Publié le 3 Sep 2024 - 13:02
SUPPRESSION HCCT - CESE

Revers pour Diomaye

 

Démarche cavalière, motifs ‘’fallacieux’’, refus du Premier ministre de faire sa déclaration de politique générale. Voilà, entre autres, les arguments avancés par les députés de la coalition Benno Bokk Yaakaar pour rejeter le projet de loi portant suppression du HCCT et du Cese, avec une majorité de 83 voix contre 80 voix favorables au projet de Diomaye.

 

Benno fait bloc. Dans un élan unitaire, républicains, socialistes, progressistes, libéraux de Rewmi, hommes de gauche, tous ont oublié rancœurs et frustrations pour dire non au projet de Bassirou Diomaye Faye de dissoudre le HCCT et le Cese. Au-delà des questions de fond, beaucoup ont surtout dénoncé la forme et la démarche empruntées par le pouvoir actuel.

De l’avis du député Mamadou Cissé (BBY), le président Diomaye aurait pu trouver une solution, s’il s’était concerté avec le président de l’Assemblée nationale. Il peste : ‘’Nous ne sommes pas des députés nihilistes. Nous avons un grand respect pour les institutions de la République. Si vous nous proposez des projets allant dans le sens des intérêts des populations, nous allons les voter. Si vous nous apportez un budget, nous allons aussi le voter, parce que nous le faisons pour les Sénégalais.’’

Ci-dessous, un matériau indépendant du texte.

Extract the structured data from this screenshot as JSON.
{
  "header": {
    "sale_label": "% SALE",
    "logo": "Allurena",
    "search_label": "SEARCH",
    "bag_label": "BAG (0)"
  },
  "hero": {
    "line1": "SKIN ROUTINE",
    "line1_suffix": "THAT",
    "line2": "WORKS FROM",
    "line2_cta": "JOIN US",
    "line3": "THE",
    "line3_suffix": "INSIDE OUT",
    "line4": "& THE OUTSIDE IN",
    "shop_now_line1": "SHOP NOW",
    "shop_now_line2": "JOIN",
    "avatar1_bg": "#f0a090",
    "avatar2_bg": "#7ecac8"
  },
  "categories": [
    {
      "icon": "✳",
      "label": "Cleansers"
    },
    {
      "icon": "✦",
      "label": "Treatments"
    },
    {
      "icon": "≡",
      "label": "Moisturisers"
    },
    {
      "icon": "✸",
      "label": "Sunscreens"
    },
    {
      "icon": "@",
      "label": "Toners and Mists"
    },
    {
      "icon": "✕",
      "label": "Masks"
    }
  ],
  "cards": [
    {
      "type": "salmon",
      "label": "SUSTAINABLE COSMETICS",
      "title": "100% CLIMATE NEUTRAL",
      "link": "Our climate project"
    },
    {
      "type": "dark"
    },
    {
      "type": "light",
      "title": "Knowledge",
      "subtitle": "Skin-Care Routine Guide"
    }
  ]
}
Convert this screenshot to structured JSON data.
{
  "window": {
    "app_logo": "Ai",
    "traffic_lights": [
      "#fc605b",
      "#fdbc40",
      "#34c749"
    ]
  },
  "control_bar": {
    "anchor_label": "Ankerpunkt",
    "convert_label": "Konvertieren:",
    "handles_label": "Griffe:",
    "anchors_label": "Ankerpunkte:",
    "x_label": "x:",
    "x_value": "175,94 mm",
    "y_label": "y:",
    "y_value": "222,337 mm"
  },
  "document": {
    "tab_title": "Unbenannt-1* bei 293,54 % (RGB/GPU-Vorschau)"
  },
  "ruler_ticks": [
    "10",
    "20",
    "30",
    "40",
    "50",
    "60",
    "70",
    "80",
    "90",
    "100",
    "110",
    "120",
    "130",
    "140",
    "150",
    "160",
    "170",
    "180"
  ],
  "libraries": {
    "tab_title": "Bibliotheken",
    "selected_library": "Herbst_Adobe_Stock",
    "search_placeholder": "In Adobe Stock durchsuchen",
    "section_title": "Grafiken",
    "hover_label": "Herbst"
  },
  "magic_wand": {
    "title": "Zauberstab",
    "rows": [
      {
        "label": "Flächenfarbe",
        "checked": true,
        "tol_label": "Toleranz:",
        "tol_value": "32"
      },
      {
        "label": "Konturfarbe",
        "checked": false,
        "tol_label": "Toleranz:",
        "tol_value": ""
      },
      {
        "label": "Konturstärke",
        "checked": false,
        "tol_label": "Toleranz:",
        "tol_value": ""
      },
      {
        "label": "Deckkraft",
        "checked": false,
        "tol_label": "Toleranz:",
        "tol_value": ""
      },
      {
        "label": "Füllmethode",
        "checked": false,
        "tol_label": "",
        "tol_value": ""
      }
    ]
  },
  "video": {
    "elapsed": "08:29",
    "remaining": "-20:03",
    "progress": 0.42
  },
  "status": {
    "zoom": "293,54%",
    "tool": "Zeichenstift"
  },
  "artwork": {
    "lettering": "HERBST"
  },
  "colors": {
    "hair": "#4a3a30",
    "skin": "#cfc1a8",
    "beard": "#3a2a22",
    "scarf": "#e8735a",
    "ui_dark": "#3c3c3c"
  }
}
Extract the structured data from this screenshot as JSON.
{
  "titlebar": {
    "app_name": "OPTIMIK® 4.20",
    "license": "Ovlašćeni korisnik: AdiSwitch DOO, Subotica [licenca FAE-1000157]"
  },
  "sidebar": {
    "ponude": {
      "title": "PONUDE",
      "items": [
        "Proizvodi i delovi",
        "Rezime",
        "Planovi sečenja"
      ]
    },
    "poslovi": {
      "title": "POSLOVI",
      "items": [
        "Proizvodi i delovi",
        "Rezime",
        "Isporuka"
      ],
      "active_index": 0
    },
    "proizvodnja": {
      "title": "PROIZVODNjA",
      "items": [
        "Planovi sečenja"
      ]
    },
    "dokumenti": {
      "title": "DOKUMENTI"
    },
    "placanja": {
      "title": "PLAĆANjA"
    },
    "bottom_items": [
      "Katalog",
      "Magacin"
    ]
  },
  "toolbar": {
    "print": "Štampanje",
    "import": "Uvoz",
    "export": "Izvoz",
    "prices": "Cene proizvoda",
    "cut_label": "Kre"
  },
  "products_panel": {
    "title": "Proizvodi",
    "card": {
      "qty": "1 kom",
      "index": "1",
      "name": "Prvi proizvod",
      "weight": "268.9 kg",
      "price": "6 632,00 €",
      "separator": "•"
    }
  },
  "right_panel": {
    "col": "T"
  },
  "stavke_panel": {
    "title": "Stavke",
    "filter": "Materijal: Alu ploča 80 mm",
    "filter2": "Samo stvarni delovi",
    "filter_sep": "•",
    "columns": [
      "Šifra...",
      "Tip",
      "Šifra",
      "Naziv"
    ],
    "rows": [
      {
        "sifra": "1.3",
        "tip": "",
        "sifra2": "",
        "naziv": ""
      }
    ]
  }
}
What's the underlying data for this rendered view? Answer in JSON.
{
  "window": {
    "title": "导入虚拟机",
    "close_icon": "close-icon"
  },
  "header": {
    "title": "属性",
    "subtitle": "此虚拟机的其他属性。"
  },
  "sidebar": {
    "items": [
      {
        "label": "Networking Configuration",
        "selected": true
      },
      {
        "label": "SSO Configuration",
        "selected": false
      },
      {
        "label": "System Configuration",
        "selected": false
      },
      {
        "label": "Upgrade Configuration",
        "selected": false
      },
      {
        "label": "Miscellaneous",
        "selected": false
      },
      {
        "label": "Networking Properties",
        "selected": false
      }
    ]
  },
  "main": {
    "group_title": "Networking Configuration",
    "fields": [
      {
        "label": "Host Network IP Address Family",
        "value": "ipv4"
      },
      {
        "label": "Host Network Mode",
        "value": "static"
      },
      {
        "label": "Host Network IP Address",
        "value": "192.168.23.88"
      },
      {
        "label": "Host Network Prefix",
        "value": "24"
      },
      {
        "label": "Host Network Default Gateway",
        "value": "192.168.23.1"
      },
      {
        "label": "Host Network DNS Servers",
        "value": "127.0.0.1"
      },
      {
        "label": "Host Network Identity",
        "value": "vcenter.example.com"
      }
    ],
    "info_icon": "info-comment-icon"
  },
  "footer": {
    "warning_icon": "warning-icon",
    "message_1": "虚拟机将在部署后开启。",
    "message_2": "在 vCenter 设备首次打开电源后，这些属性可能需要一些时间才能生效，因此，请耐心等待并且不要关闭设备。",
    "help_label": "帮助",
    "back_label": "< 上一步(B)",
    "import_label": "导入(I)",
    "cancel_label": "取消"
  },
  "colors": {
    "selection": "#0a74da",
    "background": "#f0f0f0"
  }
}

Dans le même sillage, Ndèye Lucie Cissé du PIT (groupe BBY) a également fustigé la méthode jugée cavalière qui a été utilisée par le chef de l’Exécutif. Selon elle, le régime actuel doit apprendre à discuter avec les autres camps politiques. Embouchant la même trompette, le député de Saly, Ousmane Guèye, affirme : ‘’Moi, je connais bien le président Bassirou Diomaye Faye. Je connais sa famille. C’est un homme bien et discipliné. Il doit aussi savoir que le président de l’Assemblée nationale, Amadou Mame Diop, est aussi très discipliné. Je pense qu’il doit apprendre à discuter avec lui. Qu’il sache qu’il est le président de tous les Sénégalais. Pas seulement des deux millions qui ont voté pour lui.’’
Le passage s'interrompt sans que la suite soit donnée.